O Brasil precisou atingir a marca das 300 mil mortes por Covid-19 para que o Planalto enfim decidisse instalar um comitê federal para a crise sanitária, um ano e sete dias após o registro do primeiro óbito no país. A tragédia brasileira é tão flagrante — com os recordes diários de mortes e novos casos, colapso hospitalar simultâneo em vários Estados, disseminação de novas cepas e ritmo lento de vacinação — que a mera crítica a tanta demora, a esta altura, soa inoportuna diante das urgências que se acumulam.
Mas as primeiras movimentações dos Poderes em torno da aguardada coordenação federal já apresentam dissonâncias a ponto de o próprio presidente Jair Bolsonaro ter decidido se afastar, delegando ao presidente do Senado, Rodrigo Pacheco, o papel de interlocutor entre o comitê recém-criado e os Estados.
Não que o presidente tenha mostrado até o momento capacidade de liderança que venha a fazer falta, pelo contrário. O que intriga é imaginar o que se pode esperar de um país cujo chefe da nação precisa se ausentar para permitir a consolidação do diálogo. Positivamente, é possível que, sem Bolsonaro, o Brasil desengate do negacionismo rumo a decisões mais racionais.
A desconfiança de que a formação desse comitê seja mais uma encenação diante do agravamento da pandemia não pode ser descartada, embora Bolsonaro tenha moderado a retórica na reunião com chefes dos poderes Legislativo e Judiciário desta quarta-feira (24), na qual ficou acertada a formação do grupo.
Moderado, mas não a ponto de dar por superadas a insistência na defesa do tratamento precoce e as críticas às medidas de restrição social. Ao menos houve o compromisso explícito com a vacinação em massa no país. Bolsonaro quis sinalizar que a chegada de um novo ministro da Saúde vai marcar uma nova fase na gestão da pandemia. O presidente só vai conseguir ser convincente quando as palavras derem lugar aos atos.
O fato de Estados e municípios não terem um assento nesse comitê é um indicativo de que a falta de integração entre entes e a União pode se prolongar, mantendo-se os ruídos que desde o ano passado têm atrapalhado as mobilizações nacionais para o combate à Covid-19.
E Bolsonaro em pelo menos dois episódios foi o porta-voz da desinformação: sobre a decisão do Supremo que permitiu a autonomia na gestão da pandemia aos Estados e sobre os valores dos repasses federais aos governos estaduais. Os confrontos só serviram para mobilizar a base bolsonarista mais fiel e desgastar ainda mais as ações localizadas de enfrentamento da pandemia.
Se as cobranças internas se avolumam diante do caos instaurado, no exterior o Brasil conseguiu construir a imagem nada gloriosa de “pária internacional” na condução da crise sanitária.

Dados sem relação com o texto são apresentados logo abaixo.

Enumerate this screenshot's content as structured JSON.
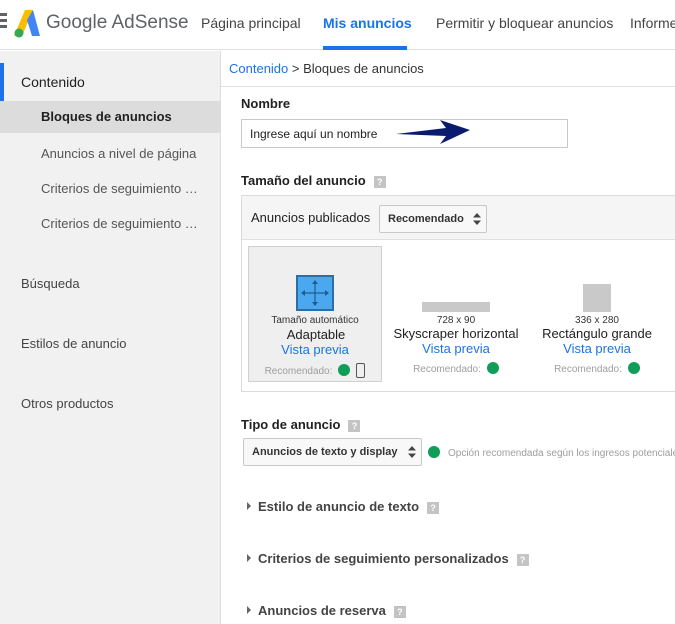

A situação no país é acompanhada com perplexidade pela comunidade científica, diante da desorganização gerencial que coloca a ideologia acima da ciência, e por lideranças políticas. Sendo que até governos alinhados com Bolsonaro, caso de Israel, têm apostado na racionalidade científica e colhido bons resultados. Esse comitê, se bem direcionado, pode começar a reverter a imagem negativa do país.
Em discurso sobre a pandemia na Câmara nesta quarta-feira, o presidente da Casa, Arthur Lira, em tese aliado de Bolsonaro, elevou o tom e afirmou que "tudo tem limite", reforçando que a insatisfação com a falta de políticas sanitárias efetivas e de direcionamentos mais razoáveis do governo federal não se desfez após a reunião com o presidente, mais cedo.

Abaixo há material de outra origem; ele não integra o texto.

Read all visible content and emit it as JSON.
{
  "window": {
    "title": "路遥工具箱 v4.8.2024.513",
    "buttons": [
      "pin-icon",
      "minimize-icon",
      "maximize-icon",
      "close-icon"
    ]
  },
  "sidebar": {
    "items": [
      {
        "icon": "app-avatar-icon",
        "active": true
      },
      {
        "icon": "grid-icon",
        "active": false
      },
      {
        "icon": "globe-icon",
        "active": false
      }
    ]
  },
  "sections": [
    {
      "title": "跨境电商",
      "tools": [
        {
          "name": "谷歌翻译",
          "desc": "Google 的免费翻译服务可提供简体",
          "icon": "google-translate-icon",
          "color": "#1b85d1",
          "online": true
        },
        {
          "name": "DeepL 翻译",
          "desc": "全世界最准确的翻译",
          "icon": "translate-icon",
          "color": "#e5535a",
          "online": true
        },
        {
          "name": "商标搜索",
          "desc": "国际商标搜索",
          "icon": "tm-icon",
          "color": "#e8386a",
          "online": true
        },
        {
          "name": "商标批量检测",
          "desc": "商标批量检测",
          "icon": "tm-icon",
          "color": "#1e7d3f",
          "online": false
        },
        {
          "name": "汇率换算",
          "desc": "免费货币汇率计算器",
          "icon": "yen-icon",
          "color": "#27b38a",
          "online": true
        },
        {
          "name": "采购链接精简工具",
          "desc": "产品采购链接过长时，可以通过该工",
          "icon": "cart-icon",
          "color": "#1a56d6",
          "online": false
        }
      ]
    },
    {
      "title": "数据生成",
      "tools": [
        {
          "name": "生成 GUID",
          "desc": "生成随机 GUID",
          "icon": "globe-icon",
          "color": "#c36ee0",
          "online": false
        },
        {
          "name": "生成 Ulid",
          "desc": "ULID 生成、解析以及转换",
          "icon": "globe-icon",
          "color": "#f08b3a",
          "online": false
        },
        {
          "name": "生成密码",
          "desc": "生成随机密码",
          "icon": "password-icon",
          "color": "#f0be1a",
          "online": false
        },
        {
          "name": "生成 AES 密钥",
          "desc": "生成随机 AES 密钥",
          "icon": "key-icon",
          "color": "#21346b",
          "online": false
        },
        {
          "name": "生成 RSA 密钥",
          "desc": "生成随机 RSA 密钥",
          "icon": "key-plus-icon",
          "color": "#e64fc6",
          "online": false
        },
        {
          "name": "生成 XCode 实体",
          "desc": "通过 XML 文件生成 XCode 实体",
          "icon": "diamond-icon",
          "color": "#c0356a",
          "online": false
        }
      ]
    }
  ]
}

Bolsonaro encena uma reconciliação de fachada, com a qual não há o menor interesse de se comprometer. Um presidente que quatro dias atrás promovia uma aglomeração para comemorar seu aniversário e acusava os governadores de estarem "esticando a corda" não seria capaz de uma guinada para o bom senso em tão pouco tempo. Mas, sob pressão política, sobe no palco ligeiramente para se proteger.